Ren – rzeka przepływająca przez Niemcy, która jest jedną z najdłuższych w Europie. Ren – muzyk pochodzący z Walii, który od zawsze miał wiele zajawek w głowie. Ten artykuł nie jest o jego ostatnich utworach per se. To będzie raczej podróż, którą ten artysta zafundował swoim fanom na przestrzeni ponad dekady.
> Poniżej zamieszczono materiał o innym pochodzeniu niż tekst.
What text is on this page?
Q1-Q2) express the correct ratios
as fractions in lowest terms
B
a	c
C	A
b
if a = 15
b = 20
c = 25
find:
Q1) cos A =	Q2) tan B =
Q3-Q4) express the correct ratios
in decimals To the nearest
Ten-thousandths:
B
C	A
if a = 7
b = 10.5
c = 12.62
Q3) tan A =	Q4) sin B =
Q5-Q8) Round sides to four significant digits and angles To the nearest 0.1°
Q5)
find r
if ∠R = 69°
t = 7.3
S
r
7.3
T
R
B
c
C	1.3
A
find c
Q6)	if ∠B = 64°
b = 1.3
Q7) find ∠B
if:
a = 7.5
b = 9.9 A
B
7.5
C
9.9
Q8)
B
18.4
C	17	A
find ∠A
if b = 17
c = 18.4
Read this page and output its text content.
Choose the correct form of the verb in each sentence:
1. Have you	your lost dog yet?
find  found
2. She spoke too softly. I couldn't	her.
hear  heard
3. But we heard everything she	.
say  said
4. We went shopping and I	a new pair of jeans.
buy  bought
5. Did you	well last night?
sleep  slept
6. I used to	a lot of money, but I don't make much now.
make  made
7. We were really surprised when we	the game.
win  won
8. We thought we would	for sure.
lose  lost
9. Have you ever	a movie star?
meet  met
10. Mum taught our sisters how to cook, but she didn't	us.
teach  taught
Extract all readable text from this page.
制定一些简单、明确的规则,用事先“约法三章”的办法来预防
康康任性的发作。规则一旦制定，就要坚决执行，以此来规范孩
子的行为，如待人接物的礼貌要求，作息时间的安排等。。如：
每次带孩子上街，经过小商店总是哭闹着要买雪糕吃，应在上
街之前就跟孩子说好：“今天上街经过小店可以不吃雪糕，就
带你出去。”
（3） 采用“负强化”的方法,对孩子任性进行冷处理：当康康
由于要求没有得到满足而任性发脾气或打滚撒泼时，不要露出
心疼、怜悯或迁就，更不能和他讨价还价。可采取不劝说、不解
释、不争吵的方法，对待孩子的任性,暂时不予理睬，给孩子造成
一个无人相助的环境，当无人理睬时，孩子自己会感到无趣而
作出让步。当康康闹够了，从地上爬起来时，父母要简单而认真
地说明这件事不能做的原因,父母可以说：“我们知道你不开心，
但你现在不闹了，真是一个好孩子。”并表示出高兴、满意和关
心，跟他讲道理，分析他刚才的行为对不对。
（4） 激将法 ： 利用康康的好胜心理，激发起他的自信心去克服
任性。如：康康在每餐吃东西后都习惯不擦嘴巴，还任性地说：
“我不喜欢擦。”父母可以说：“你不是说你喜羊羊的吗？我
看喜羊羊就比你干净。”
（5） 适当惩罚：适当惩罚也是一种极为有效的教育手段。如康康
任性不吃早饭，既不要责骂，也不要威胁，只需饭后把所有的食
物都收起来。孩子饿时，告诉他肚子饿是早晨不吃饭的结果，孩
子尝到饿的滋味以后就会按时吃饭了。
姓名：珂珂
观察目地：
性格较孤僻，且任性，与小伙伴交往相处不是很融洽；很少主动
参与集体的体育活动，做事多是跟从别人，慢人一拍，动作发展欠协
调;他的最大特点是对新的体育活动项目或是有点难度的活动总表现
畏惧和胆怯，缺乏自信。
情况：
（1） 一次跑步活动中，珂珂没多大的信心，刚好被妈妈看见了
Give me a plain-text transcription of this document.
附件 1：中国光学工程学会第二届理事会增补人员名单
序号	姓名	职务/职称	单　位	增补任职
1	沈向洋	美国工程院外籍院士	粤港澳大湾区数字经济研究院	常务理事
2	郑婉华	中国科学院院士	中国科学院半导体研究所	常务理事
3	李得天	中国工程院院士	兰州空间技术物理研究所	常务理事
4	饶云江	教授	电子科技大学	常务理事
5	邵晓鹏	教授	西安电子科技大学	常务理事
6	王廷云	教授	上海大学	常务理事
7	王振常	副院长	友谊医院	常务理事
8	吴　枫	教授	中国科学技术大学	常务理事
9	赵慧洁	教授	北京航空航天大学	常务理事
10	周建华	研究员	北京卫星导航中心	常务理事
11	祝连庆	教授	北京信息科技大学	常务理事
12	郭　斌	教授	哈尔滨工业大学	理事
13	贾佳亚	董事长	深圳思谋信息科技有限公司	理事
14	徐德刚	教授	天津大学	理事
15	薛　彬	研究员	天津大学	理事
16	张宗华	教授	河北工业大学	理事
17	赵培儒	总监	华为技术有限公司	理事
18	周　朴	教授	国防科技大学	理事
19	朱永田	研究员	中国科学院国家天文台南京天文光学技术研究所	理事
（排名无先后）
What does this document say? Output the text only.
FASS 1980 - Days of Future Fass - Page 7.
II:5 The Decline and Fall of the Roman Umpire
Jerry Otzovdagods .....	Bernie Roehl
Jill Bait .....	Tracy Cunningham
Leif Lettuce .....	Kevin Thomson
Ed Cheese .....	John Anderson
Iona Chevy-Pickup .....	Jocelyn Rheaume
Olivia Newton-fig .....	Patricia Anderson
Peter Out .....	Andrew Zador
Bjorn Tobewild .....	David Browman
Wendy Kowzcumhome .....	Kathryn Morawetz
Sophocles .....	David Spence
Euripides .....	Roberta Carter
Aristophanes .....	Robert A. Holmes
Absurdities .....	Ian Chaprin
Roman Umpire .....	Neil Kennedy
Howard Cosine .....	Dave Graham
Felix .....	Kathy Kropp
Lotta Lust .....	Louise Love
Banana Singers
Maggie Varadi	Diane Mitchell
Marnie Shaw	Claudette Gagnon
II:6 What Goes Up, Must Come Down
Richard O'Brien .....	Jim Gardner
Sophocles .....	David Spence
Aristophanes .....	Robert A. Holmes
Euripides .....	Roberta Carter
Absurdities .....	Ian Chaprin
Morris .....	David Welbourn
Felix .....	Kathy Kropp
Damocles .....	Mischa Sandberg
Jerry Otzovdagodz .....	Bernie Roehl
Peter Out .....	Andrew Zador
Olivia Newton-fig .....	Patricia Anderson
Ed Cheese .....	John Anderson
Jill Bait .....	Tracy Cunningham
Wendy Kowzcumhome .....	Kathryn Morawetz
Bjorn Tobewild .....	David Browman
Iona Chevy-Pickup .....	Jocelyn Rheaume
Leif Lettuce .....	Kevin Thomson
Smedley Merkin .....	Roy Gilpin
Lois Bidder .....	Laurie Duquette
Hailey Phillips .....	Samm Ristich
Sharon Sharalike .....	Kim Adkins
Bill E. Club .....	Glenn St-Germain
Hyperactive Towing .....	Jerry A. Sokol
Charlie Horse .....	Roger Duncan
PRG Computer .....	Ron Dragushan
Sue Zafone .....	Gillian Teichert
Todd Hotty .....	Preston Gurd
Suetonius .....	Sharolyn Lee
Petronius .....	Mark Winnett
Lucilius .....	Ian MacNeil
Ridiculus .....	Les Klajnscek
Ren to człowiek, który szerzej dał się poznać dzięki śpiewowi w zespole Trick The Fox. Jaki gatunek muzyczny wykonywali chłopacy? Cóż… Indie pop? No takie muzyczne wariacje dla ówczesnych gimnazjalistek 13 lat temu. Bardziej Bieber niż Onyx. Bardziej Varius Manx niż Nagły Atak Spawacza. Bardziej Żurom – Dla Kasi niż WUEM ENCEHA (odpalacie na własną odpowiedzialność). Jednak wraz z czasem zmieniała się muzyka tego walijskiego wykonawcy. Po drodze były bardziej emocjonalne utwory (Crutch), czy też odlot w stronę reggae (pod szyldem The Big Push). Praktycznie wszystko, czego się dotykał, mu wychodziło. Nawet był podpisany w Sony. Niestety, zdrowie mu nie dopisywało. Na przestrzeni lat zdiagnozowano u niego szereg schorzeń; od zespołu chronicznego zmęczenia, przez depresją czy na chorobie dwubiegunowej kończąc. Niestety to wszystko były efekty uboczne prawdziwego problemu, który do dziś daje mu się we znaki: boreliozy. Nadal jednak jego głos i wszechstronność budziły podziw u dotykających jego twórczości ludzi.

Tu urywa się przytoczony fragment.